Brad DeLong has solved the
balls in the hat game, and in his comments section provides
the solution, which is a psychologically horrible one: you basically have
to run your losses and cut your winnings.
Keep playing until you get to (0,1) or (1,2) or (1,3) or (2,4) or (3,5) or
(3,6). At those points the game is no longer worthwhile.
If you recall, there are 4 white balls and 6 black balls in the hat, which
means the initial state is (4,6). You get $1 for every white ball you pick out,
and lose $1 for every black ball you pick out. You can stop picking out balls
at any time, and you want to play the game so as to have a positive expected
value.
The interesting thing about this solution is that there’s no chance of getting
the best-case scenario (picking out four white balls in a row and then stoppping,
for a profit of $4) but there is a chance of getting the worst-case scenario
(picking out six black balls in a row and then recouping some of your losses
with the remaining white balls, for a loss of $2). In fact, if the first ball
out of the hat is white, then you stop then and there: you cash in your $1 and
you’re happy.
And I think I’m right in saying that’s the only way you actually walk
away with a profit in this game. If the first ball out of the hat is black,
then your best-case scenario is to break even.

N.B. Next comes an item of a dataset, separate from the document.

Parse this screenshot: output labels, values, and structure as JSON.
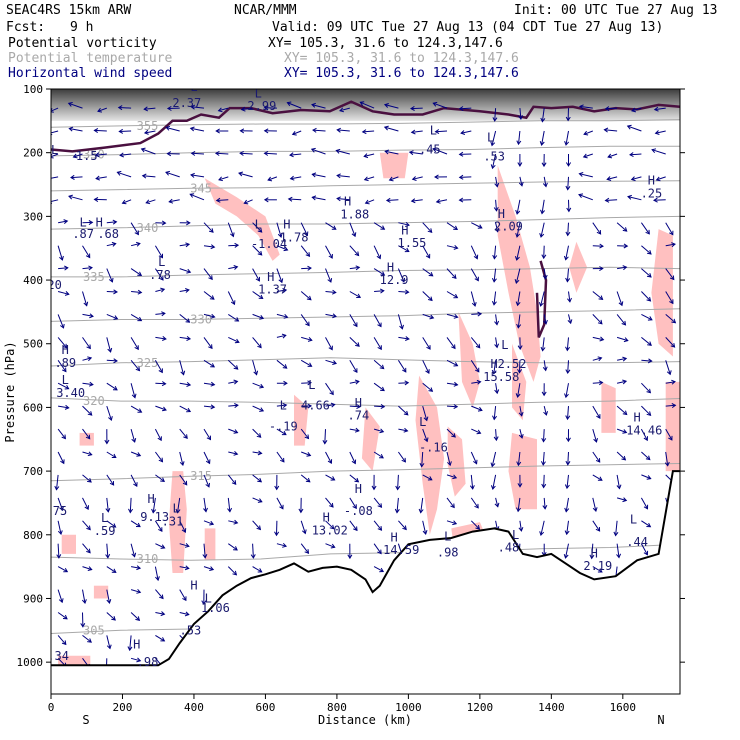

So your maximum upside is $1, your maximum downside is $2, and most of the
time the game consists of a desperate struggle to get back up to $0 after picking
out a black ball initially. You can take your +$0.07 EV, I’m not playing this
game.
The best case scenario would be 4$ profit and then you stop… worst case is losing 2…
So you don’t actually need to stop when you are up by 1$ but it would be the smart decision.